Un’energia dirompente dalla scena si espande, dinamica e pulsante, verso gli spettatori seduti sulla gradinata del teatro della Civica Paolo Grassi di Milano. La performance si intitola Meteorologia ed è il risultato di un lavoro sulla capacità della danza di rendere visibile un luogo di relazione esterno al corpo, uno spazio di sperimentazione, in cui essere pronti a scoprire chi si incontra.
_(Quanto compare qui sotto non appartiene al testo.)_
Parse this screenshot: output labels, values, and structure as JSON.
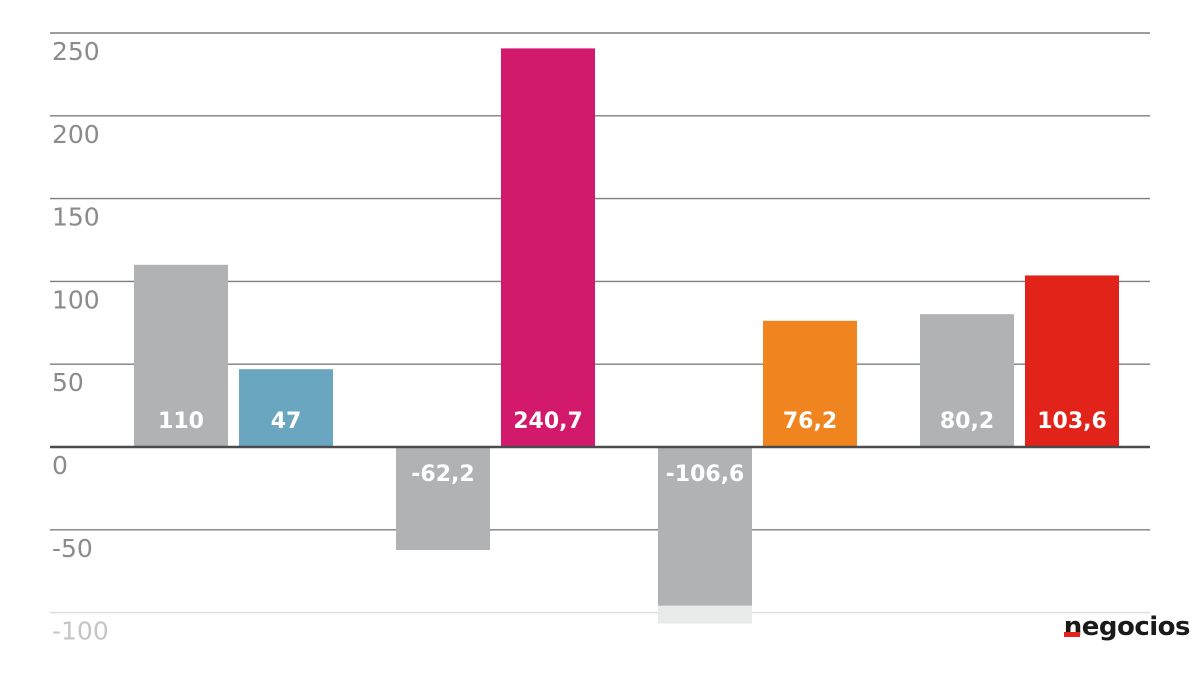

Michele Di Stefano, coreografo e performer fondatore del gruppo mk e Leone d’Argento della Biennale Danza 2014, ha curato il progetto insieme al musicista e performer Biagio Caravano, altro nome cardine di mk; in scena i diplomandi del Corso di Teatrodanza della Civica, coordinato da Marinella Guatterini. Uno stralcio dalla motivazione del Leone d’Argento a Di Stefano dà una suggestione per entrare nel mondo di questo artista italiano: «per aver introdotto attraverso la coreografia un corpo vibratile e musicale coincidente con l’immagine dell’uomo in continua osservazione del paesaggio e della geografia. Per aver scelto il linguaggio della danza allo scopo di dar luogo a camminamenti antropologici che ci lasciano intuire la presenza di tribù organizzate per posture, dinamiche irregolari e decostruzione dei perimetri spaziali».

Ed ecco i giovani della Paolo Grassi: arrivano nel buio, in un silenzio che sarà presto invaso dalla musica tra LCD Soundsystem e field recording. Sono dodici e il loro è un moto collettivo potente, fatto di singole dichiarazioni, sfoderate, appunto, per decostruzioni, dinamiche irregolari tali da sembrare disordinate, ma è apparenza; una danza di cui ogni corpo è una scheggia che trafigge lo spazio, aprendolo a una nuova visione.

È una danza elettrica segnata da braccia che ruotano proiettando il corpo verso il fuori, da gambe che con slanci chiusi da vigorosi colpi dei piedi evidenziano il territorio che il corpo attraversa, una mistura di impulsi e di moti diversi nei singoli corpi, eppure dichiaratamente partecipi a un tessuto coreografico che trasforma il solo in moltitudine.

La potenza della gioventù è trascinante. Tra i dodici, abbigliati in mutande e magliette colorate, un maschio si distingue su tutti: dalla testa ai piedi è dipinto di nero, brillano nel volto solo i denti e il bianco dell’occhio. Presenza primigenia, esaltazione vitale della diversità, qualcosa di incancellabile dal mondo di cui facciamo parte, che lo si voglia o no. Vediamo nel segno coreografico e performativo di Di Stefano e Caravano e dei ragazzi di Meteorologia quel corpo politico del danzatore di cui ci ha parlato la scorsa settimana Virgilio Sieni.

L’attenzione dei danzatori allo spazio esterno, a ciò che è fuori dal proprio singolo corpo, a chi avviciniamo e a chi ci avvicina, rimette al centro non l’esecuzione per l’esecuzione, ma il corpo come via di conoscenza e trasformazione, il corpo come osservatore dei fenomeni fisici, «corpo meteorologo» quindi, richiamandoci al titolo, perché danzante.
Non è un caso che estratti di Meteorologia abbiano abitato, sempre a Milano, il padiglione vetrato del giardino di Villa Necchi Campiglio, creando all’interno della serra un ambiente coreografico.

Uno spazio rappresentativo del dialogo tra danza e mondo esterno nello sguardo incrociato tra i performer e il pubblico fuori dalle vetrate.